Although Teodora Vasilescu is a graduate of the metal section from National University of Arts of Bucharest, currently working as a jeweler and visual artist, the Disguises exhibition includes collages through whose meticulously arranged layers the artist renders characters in contorted positions, with piercing facial figures. The exhibition space becomes a framework for the artist’s introspection, but also for the characters in the works, who are captured in a game of looks.
The eight works through which Teodora was able to reproduce her inner colors are arranged circularly within the space at Știrbei47. Through the Soldiers series (Soldier, Soldier 3, Soldier 4), the artist creates characters with a dual appearance, the three collages representing the first works through which she began to explore the theme of vulnerability.
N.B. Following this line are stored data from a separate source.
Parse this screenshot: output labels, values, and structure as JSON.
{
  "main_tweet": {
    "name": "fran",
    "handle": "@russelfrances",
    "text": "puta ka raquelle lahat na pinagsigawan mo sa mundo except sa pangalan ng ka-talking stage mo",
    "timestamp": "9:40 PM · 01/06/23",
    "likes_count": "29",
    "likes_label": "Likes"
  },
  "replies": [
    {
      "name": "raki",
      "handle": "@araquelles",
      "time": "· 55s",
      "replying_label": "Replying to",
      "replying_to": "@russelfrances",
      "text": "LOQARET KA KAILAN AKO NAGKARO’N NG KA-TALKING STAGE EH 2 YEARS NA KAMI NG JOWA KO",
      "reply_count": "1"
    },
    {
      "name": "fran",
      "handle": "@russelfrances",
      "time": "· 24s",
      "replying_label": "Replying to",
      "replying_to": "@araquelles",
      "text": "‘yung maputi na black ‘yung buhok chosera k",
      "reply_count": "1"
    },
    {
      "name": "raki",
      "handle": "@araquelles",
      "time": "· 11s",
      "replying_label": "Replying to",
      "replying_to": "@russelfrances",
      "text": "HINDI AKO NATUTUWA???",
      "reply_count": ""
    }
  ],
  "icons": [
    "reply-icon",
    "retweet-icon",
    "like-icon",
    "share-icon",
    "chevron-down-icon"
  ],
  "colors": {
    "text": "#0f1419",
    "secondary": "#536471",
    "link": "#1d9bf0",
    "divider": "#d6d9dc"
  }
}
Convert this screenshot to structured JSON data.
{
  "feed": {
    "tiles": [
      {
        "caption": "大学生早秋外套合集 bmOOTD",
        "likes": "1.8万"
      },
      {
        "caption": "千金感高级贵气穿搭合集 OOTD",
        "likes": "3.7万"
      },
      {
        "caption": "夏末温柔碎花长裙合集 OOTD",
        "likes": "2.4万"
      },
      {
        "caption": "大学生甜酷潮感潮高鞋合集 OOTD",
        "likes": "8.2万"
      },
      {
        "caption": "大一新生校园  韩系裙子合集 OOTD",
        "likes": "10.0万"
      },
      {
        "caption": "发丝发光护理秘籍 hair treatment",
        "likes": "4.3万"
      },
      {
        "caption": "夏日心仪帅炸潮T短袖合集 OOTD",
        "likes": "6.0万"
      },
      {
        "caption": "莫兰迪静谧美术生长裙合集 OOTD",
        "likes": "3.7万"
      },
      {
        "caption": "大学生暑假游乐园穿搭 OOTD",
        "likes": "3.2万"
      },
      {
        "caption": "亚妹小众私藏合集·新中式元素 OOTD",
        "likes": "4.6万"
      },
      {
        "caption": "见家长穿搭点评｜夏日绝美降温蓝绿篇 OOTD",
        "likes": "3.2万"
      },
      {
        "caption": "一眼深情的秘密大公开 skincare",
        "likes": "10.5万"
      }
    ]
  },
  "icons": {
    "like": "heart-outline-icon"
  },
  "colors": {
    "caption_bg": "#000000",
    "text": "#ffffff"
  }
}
In the same way as the soldier series was created the Anatomy of an Anonymous, through the color and the unnatural figure of the character being particularized a certain grip. Through Splin, it renders a composition marked by loneliness, whose texturality is highlighted by textile inserts. The Velvet King is probably the work that stands out the most in the exhibition. Having considerable dimensions, as well as a masculine name, the character incorporates elements and a specifically feminine delicacy, the sensibility of the work being, therefore, a dual one. Mimosa proposes the rendering of the refinement of the very term that bears its name, and Vegetariana, which bears the name of the book written by Han Kang, represents an interpretation of the artist’s own image, created through floral elements.
The eight works can be viewed from several perspectives, combining sense, due to their materiality, with introspection. Vulnerability, the subject around which they are built, thus becomes something palpable, which can be visually explored by the viewer.
With the occasion of the White Night of the Galleries, the exhibition extends its visiting schedule, on September 30 being accessible to the public between 6 and 10 p.m. It can also be visited between October 3 and 5, between 6 and 8 p.m.
The project is carried out by Laborator Artistic (the Artistic Laboratory), in collaboration with the artist Teodora Vasilescu.